16 FEB, 2022 • Weekbulletin
Branchevereniging aan het woord: de Museumvereniging
De Museumvereniging behartigt de belangen van de musea in Nederland. Directeur Vera Carasso vertelt over de vereniging en haar werk.
Vertel eens over uw branchevereniging.
‘Bij de Museumvereniging zijn meer dan 450 musea aangesloten. Met elkaar vormen zij een grote sector: in 2019 werkten er 42.000 mensen, waaronder 28.000 vrijwilligers. Alleen musea die zijn opgenomen in het museumregister en een ANBI-keurmerk hebben, mogen lid worden. Dat is een kwaliteitseis, waaruit blijkt dat zij bijvoorbeeld goed omgaan met hun collectie en het gebouw.
Onze achterban is heel divers, zowel qua financiering – privaat of publiek – als qua omvang en naamsbekendheid. Het belang van musea is niet alleen cultureel van aard, maar zeker ook economisch. Een museum zorgt voor werkgelegenheid en lokale betrokkenheid, brengt toerisme uit binnen- en buitenland op gang, maakt een stad, dorp of wijk aantrekkelijk voor winkels en horeca… Geen extraatje dus, maar cruciaal.’
Wat doen jullie zoal?
‘Wij voeren nationaal en internationaal een actieve lobby om de belangen van musea op de kaart te zetten en de relevante beleids- en besluitvormingsprocessen te beïnvloeden. Daarnaast zorgen we dat de leden kennis en kunde kunnen delen. Als vereniging ondersteunen wij hen ook inhoudelijk. Denk bijvoorbeeld aan de coronaprotocollen van de laatste tijd: het is voor individuele musea bijna niet te doen om dat allemaal uit te zoeken en te regelen.
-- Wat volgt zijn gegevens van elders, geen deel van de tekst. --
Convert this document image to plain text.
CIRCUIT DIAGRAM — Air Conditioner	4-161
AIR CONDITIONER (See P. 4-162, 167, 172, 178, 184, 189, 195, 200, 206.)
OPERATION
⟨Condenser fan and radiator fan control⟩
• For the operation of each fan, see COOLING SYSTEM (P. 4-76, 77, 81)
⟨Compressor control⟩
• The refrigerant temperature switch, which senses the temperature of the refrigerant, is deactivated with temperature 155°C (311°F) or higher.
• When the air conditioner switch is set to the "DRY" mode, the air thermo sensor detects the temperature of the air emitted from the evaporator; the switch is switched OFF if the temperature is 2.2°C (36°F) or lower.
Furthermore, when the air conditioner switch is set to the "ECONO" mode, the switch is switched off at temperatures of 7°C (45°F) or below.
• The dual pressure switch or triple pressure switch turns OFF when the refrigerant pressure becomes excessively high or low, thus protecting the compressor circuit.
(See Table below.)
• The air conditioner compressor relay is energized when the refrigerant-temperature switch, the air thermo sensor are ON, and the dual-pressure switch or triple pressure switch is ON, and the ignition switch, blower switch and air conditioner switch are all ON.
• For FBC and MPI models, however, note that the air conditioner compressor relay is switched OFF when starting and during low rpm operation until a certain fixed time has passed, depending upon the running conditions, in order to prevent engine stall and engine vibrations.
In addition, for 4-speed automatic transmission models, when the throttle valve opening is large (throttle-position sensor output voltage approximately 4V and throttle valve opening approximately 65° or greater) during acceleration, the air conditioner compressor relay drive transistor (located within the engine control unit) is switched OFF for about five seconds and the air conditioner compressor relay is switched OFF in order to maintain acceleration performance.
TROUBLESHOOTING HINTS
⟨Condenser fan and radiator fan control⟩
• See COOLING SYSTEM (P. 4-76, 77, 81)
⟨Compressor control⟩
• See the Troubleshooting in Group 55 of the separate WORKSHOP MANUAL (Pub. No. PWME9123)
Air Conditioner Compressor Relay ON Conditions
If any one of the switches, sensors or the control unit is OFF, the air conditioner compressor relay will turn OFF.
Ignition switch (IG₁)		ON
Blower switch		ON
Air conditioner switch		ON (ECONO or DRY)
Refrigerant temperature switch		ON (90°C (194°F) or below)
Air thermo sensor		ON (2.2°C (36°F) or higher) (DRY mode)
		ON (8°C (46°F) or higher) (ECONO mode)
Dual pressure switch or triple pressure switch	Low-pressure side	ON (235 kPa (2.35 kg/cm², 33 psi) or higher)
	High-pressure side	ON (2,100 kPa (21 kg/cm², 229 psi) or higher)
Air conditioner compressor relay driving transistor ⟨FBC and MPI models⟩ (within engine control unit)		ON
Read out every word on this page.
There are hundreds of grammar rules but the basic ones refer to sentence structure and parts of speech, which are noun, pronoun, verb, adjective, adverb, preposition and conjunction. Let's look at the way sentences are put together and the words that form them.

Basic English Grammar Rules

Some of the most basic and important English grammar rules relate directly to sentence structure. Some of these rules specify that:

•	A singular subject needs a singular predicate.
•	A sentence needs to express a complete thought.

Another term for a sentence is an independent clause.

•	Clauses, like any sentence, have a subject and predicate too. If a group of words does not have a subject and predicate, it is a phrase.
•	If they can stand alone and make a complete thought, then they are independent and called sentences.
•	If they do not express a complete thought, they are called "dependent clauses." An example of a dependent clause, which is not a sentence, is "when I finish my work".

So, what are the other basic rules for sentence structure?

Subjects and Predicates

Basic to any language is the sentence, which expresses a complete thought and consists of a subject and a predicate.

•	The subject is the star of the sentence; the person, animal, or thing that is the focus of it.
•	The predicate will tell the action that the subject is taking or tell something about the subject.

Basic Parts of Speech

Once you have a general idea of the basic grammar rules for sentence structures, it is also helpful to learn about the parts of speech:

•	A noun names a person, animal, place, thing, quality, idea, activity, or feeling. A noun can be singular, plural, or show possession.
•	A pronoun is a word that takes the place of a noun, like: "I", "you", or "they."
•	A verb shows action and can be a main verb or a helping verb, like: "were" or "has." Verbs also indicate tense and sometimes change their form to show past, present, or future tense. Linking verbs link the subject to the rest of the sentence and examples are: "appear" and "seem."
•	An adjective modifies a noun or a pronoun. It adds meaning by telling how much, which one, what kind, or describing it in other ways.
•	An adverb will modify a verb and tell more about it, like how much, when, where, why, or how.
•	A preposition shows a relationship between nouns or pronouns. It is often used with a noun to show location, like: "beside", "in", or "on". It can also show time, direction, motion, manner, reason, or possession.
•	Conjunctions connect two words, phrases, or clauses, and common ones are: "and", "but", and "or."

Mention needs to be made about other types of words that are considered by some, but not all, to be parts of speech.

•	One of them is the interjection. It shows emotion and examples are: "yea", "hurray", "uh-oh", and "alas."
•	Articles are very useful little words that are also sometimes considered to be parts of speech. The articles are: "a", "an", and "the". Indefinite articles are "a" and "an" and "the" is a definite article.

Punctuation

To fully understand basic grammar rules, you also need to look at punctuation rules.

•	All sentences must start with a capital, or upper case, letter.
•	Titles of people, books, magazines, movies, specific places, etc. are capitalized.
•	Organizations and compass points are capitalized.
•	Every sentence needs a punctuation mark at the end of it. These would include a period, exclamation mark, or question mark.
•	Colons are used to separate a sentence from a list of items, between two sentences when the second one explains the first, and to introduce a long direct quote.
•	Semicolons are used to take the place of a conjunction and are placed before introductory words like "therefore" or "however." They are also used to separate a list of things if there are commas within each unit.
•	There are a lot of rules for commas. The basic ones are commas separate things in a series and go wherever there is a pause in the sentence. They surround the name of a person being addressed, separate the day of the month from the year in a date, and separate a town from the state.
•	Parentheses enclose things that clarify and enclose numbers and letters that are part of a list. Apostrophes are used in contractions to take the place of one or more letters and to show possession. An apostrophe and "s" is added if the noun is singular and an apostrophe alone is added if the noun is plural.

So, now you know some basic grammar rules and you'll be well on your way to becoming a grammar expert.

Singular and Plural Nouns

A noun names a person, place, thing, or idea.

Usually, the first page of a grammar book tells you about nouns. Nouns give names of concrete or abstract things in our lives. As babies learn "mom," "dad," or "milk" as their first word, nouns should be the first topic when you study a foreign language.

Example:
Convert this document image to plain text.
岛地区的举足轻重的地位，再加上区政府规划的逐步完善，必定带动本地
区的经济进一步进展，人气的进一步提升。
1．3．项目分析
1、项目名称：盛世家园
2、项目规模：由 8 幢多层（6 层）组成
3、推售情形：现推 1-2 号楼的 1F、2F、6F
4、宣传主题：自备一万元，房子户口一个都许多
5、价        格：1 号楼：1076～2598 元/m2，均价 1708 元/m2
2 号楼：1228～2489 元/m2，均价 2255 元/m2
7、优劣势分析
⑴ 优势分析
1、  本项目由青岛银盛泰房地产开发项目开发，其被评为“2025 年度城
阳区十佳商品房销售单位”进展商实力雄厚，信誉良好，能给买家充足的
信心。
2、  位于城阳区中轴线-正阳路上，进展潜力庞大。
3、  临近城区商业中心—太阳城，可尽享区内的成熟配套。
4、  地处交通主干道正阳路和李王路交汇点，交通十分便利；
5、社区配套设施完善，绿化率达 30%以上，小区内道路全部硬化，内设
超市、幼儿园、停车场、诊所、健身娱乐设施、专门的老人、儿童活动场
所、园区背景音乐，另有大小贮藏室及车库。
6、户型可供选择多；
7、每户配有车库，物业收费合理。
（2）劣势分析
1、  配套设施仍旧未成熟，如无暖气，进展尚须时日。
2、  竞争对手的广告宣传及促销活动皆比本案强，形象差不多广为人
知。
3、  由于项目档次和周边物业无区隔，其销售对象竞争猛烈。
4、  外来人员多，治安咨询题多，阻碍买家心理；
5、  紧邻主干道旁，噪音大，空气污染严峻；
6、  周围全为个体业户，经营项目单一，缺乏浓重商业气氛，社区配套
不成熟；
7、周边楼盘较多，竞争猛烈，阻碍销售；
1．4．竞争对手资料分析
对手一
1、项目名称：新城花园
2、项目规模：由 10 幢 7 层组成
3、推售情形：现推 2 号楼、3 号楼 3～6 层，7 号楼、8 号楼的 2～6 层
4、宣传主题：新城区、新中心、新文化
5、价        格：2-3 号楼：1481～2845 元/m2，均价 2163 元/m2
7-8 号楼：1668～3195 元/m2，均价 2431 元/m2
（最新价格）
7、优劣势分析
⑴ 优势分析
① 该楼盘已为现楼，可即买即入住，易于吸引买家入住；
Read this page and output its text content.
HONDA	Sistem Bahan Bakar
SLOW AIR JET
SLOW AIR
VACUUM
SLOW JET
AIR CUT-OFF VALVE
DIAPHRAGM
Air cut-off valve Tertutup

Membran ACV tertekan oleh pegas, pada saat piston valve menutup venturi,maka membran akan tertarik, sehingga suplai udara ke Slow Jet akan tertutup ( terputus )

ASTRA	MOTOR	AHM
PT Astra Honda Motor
En we doen aan collectieve promotie. Onderdeel daarvan zijn de Nationale Museumweek, Museumkids en de Museumkaart. Die kaart is niet alleen goed voor de houders, maar draagt ook bij aan het verdienvermogen van musea. In Nederland zijn er 1,3 miljoen kaarthouders, die na aanschaf van de kaart onbeperkt naar musea kunnen gaan. Het geld dat zij hebben betaald voor de kaart, wordt verdeeld onder de aangesloten musea. Daarbij berekenen we op basis van het aantal kaartbezoeken en de gemiddelde toegangsprijs hoeveel een museum precies betaald krijgt.’
Wat speelt er nu?
‘Na corona moeten we de sector weer op gang krijgen. In 2020 waren er 13,2 miljoen bezoeken: een daling van 60 procent ten opzichte van 2019. En het lijkt erop dat de cijfers voor 2021 nog slechter zijn. Musea hebben veel last van de lockdowns en het teruggelopen internationale toerisme. Er waren ook veel minder dagjesmensen: vaak wat oudere mensen die met elkaar een museum bezoeken. Die groep is toch echt wat voorzichtiger geworden. Het aandeel gezinnen steeg juist.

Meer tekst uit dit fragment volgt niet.